This guide provides detailed instructions on how to use the c77_mvc extension for materialized view management and table fitness analysis in PostgreSQL.

Table of Contents

  1. Overview
  2. Table Fitness Analysis
  3. Materialized View Management
  4. Materialized View Health Monitoring
  5. Advanced Use Cases
  6. Best Practices
  7. Function Reference

Overview

The c77_mvc extension provides two main sets of functionality:

  1. Table Fitness Analysis: Evaluate table structure for data quality, partitioning suitability, and optimization opportunities
  2. Materialized View Management: Create and maintain optimized materialized views with content hashing, synthetic keys, and encoding status tracking

Table Fitness Analysis

Table fitness analysis helps you evaluate table structure and data quality to inform optimization decisions.

Basic Table Analysis

To perform a basic analysis on a table:

SELECT * FROM public.c77_mvc_analyze_table_fitness('schema_name', 'table_name');

This returns a JSON object containing:

  • Column statistics
  • Recommended partition combinations
  • Order-by candidates
  • Data quality index
  • Analysis notes

Example with Excluding Key Columns

If you have columns that should not be considered for key combinations:

SELECT * FROM public.c77_mvc_analyze_table_fitness(
  'schema_name', 
  'table_name', 
  ARRAY['id', 'created_at']::text[]
);

Interpreting Analysis Results

The analysis result includes:

  1. Column Stats: Individual column metrics including:

    • Null ratio
    • Uniqueness ratio
    • Encoding issue ratio
    • Fitness score
  2. Recommended Partition Combinations: Column pairs that work well together for partitioning:

    • Uniqueness ratio
    • Discrimination power
    • Average fitness score
  3. Order-by Candidates: Columns suitable for ordering data:

    • Timestamp columns
    • Text columns parseable as timestamps
  4. Data Quality Index (DQI): Overall score from 0-100 indicating data quality

Example query to extract key information:

SELECT 
  run_id,
  run_timestamp,
  analysis_result->>'data_quality_index' as dqi,
  analysis_result->'recommended_partition_combinations' as partition_recommendations
FROM public.c77_mvc_table_fitness_audit
WHERE source_schema = 'schema_name' AND source_table = 'table_name'
ORDER BY run_id DESC
LIMIT 1;

Materialized View Management

The extension provides tools to create and manage optimized materialized views.
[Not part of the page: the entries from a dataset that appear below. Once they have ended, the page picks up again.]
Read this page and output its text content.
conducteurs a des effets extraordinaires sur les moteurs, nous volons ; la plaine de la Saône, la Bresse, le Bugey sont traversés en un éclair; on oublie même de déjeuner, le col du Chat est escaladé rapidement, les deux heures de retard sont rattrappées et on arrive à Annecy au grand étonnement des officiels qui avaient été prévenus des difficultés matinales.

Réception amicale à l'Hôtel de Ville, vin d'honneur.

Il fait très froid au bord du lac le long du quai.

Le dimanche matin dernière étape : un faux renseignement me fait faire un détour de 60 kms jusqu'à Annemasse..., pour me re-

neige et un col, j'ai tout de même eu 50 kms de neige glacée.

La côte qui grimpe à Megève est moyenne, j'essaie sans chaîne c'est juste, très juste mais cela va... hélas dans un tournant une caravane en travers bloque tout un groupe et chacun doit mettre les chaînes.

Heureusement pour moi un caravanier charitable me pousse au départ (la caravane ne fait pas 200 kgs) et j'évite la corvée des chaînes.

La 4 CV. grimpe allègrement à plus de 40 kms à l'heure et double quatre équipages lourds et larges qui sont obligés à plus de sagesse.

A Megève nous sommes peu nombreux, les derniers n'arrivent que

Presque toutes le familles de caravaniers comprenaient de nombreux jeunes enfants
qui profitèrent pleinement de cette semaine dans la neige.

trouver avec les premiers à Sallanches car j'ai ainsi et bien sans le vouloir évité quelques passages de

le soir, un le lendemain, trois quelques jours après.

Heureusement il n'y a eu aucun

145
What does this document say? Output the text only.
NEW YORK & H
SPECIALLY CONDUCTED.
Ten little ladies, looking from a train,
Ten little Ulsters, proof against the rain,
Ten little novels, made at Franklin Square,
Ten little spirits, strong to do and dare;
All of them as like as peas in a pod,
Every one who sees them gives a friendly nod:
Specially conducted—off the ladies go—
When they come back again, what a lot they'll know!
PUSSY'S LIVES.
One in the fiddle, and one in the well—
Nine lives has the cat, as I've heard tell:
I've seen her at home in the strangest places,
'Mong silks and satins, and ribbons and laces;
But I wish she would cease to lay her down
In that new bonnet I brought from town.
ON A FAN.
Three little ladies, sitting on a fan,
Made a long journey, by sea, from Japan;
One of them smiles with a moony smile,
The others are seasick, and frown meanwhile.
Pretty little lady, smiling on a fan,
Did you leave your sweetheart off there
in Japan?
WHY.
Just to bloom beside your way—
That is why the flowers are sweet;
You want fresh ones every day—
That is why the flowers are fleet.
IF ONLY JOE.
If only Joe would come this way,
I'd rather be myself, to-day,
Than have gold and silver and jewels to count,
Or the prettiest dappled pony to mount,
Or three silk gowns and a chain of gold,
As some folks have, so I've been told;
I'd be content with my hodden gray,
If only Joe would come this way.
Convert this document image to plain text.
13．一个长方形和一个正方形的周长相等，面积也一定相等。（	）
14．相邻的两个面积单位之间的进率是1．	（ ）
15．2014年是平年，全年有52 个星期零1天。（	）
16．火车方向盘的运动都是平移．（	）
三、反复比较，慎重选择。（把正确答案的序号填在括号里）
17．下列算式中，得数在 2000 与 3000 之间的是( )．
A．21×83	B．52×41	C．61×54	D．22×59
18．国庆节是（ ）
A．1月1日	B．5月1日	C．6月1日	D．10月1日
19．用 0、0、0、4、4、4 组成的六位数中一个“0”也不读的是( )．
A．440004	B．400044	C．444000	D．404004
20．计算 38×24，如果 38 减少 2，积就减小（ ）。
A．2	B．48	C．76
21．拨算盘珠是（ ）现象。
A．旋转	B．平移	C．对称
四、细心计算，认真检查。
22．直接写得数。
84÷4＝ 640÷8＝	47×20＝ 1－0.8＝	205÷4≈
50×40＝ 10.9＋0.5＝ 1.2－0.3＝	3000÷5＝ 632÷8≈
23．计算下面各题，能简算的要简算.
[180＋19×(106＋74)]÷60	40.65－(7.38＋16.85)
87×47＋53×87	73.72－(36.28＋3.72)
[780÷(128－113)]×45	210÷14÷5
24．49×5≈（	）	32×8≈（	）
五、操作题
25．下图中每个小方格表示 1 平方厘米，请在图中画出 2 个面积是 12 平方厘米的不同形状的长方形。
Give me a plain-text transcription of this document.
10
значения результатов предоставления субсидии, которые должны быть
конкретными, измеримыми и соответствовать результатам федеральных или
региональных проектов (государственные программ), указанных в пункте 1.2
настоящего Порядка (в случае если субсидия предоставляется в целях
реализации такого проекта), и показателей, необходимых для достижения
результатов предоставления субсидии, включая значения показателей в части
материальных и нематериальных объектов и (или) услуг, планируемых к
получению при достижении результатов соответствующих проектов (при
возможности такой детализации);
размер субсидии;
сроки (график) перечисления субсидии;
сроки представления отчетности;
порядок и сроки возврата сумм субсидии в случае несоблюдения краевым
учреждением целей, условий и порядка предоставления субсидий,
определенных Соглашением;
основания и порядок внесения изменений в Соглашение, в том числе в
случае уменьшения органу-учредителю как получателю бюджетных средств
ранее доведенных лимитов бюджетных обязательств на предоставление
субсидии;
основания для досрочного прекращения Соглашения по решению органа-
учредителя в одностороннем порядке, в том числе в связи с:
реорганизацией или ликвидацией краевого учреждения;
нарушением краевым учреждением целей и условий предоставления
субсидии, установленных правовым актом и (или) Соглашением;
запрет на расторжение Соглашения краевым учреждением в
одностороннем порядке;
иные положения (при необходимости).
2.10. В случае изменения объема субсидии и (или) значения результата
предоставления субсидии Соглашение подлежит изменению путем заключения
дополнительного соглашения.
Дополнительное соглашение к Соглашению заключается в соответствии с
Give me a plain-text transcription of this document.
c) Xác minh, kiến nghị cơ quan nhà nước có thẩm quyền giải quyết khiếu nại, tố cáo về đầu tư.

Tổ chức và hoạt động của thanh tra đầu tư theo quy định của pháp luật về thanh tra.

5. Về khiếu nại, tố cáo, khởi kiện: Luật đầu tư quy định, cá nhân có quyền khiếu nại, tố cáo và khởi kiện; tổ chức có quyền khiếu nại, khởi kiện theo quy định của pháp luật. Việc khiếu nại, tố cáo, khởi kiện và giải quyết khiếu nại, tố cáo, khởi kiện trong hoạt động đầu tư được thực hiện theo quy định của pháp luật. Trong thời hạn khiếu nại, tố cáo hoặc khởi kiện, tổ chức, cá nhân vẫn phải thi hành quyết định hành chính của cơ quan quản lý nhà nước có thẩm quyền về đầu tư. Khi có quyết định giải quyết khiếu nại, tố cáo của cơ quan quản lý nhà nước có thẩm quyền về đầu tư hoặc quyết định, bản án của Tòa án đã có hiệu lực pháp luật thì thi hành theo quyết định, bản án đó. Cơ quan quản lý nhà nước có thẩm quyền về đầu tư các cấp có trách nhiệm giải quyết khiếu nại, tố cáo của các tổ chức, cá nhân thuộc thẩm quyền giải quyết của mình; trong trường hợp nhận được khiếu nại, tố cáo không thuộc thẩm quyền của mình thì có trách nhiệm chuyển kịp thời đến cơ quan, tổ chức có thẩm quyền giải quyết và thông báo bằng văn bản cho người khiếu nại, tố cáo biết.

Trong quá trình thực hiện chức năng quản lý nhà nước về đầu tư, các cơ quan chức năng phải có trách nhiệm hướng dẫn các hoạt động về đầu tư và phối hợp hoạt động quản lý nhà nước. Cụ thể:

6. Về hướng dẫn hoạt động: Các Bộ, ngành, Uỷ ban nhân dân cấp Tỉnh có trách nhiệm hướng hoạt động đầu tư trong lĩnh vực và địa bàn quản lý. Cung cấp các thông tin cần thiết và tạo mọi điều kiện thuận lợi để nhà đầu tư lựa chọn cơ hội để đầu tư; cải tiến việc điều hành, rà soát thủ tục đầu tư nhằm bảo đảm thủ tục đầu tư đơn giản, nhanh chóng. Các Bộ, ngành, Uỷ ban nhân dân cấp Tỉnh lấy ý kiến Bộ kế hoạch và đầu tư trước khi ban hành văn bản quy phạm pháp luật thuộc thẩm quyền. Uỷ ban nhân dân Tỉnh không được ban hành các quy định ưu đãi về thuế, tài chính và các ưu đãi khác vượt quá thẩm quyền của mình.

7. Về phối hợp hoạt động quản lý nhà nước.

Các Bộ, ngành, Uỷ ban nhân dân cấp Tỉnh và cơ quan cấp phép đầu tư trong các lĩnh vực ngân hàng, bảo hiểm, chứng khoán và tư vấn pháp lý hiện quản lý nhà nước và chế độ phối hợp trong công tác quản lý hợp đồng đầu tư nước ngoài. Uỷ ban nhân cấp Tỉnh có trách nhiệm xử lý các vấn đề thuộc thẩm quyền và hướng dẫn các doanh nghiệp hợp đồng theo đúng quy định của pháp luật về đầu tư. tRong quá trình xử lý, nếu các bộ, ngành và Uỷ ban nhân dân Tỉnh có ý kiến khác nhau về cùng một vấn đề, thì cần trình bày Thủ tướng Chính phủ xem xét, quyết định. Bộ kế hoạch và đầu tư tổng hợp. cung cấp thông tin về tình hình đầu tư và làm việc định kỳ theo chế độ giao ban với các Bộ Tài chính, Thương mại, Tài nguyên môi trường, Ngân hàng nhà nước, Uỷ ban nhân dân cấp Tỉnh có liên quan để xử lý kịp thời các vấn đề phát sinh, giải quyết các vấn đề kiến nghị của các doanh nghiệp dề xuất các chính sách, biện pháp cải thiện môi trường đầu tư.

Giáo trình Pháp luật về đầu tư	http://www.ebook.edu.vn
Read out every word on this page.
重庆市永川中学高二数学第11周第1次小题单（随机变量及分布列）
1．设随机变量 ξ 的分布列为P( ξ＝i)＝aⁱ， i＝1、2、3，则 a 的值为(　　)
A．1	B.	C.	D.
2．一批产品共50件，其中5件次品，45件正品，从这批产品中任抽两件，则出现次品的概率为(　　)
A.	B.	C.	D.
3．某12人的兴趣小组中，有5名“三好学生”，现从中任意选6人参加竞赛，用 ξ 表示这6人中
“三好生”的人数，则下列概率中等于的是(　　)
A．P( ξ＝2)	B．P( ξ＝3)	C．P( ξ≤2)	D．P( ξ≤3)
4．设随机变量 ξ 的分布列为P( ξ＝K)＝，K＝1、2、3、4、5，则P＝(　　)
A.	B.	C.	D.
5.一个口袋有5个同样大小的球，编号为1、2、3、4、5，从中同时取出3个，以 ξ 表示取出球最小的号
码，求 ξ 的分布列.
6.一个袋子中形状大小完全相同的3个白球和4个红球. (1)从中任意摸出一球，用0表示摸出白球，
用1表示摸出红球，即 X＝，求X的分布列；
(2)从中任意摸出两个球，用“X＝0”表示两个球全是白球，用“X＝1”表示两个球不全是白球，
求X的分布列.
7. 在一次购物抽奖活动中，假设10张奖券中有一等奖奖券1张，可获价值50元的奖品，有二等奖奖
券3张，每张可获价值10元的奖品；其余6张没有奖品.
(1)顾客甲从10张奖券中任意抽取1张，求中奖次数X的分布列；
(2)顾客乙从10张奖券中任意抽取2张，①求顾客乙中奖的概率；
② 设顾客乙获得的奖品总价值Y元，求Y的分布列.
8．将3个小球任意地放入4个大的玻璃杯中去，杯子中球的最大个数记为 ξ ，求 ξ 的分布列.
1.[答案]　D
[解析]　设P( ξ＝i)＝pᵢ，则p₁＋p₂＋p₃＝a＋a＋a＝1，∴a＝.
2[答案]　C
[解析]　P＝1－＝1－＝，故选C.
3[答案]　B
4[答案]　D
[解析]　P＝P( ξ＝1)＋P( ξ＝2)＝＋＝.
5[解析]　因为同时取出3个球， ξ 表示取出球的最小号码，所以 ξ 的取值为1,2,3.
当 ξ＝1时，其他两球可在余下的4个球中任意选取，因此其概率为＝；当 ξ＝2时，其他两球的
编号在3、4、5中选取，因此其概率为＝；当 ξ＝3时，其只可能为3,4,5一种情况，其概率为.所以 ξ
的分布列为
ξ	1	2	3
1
Creating Optimized Materialized Views

To create an optimized materialized view with synthetic keys and content hashing:

SELECT * FROM public.c77_mvc_create_optimized_matv(
  'source_schema',            -- Source schema name
  'source_table',             -- Source table name
  'target_schema',            -- Target schema for materialized view
  'matc_target_mv_name',      -- Target materialized view name (should start with matc_)
  ARRAY['column1', 'column2'],  -- Partition columns
  ARRAY['timestamp_column'],    -- Order-by columns
  ARRAY['exclude_column1'],     -- Columns to exclude from content hash calculation (optional)
  false                         -- Filter to get only latest records (optional)
);

This creates:

  1. vtw_target_mv_name: A view with regexp_replace for character columns
  2. matc_target_mv_name: A materialized view derived from the vtw_ view
  3. vm_target_mv_name: A view that filters out encoding issues
  4. vprob_target_mv_name: A view showing only records with encoding issues

View Structure and Purpose

When you create an optimized materialized view, multiple objects are created:

Object Type Naming Pattern Purpose
View vtw_* Source view with content hash, synthetic key, and encoding status
Materialized View matc_* Materialized copy of the vtw_ view
View vm_* Clean data view (excludes encoding issues)
View vprob_* Problematic data view (only encoding issues)

Example Use Case

Scenario: Creating a materialized view of customer data:

SELECT * FROM public.c77_mvc_create_optimized_matv(
  'sales', 
  'customers', 
  'reporting', 
  'matc_customer_summary',
  ARRAY['customer_id', 'region'], 
  ARRAY['last_updated'], 
  ARRAY['notes', 'internal_comments'],
  false
);

To query clean data:

SELECT * FROM reporting.vm_customer_summary;

To check for encoding issues:

SELECT * FROM reporting.vprob_customer_summary;

Materialized View Health Monitoring

The extension provides tools to monitor and maintain the health of materialized views.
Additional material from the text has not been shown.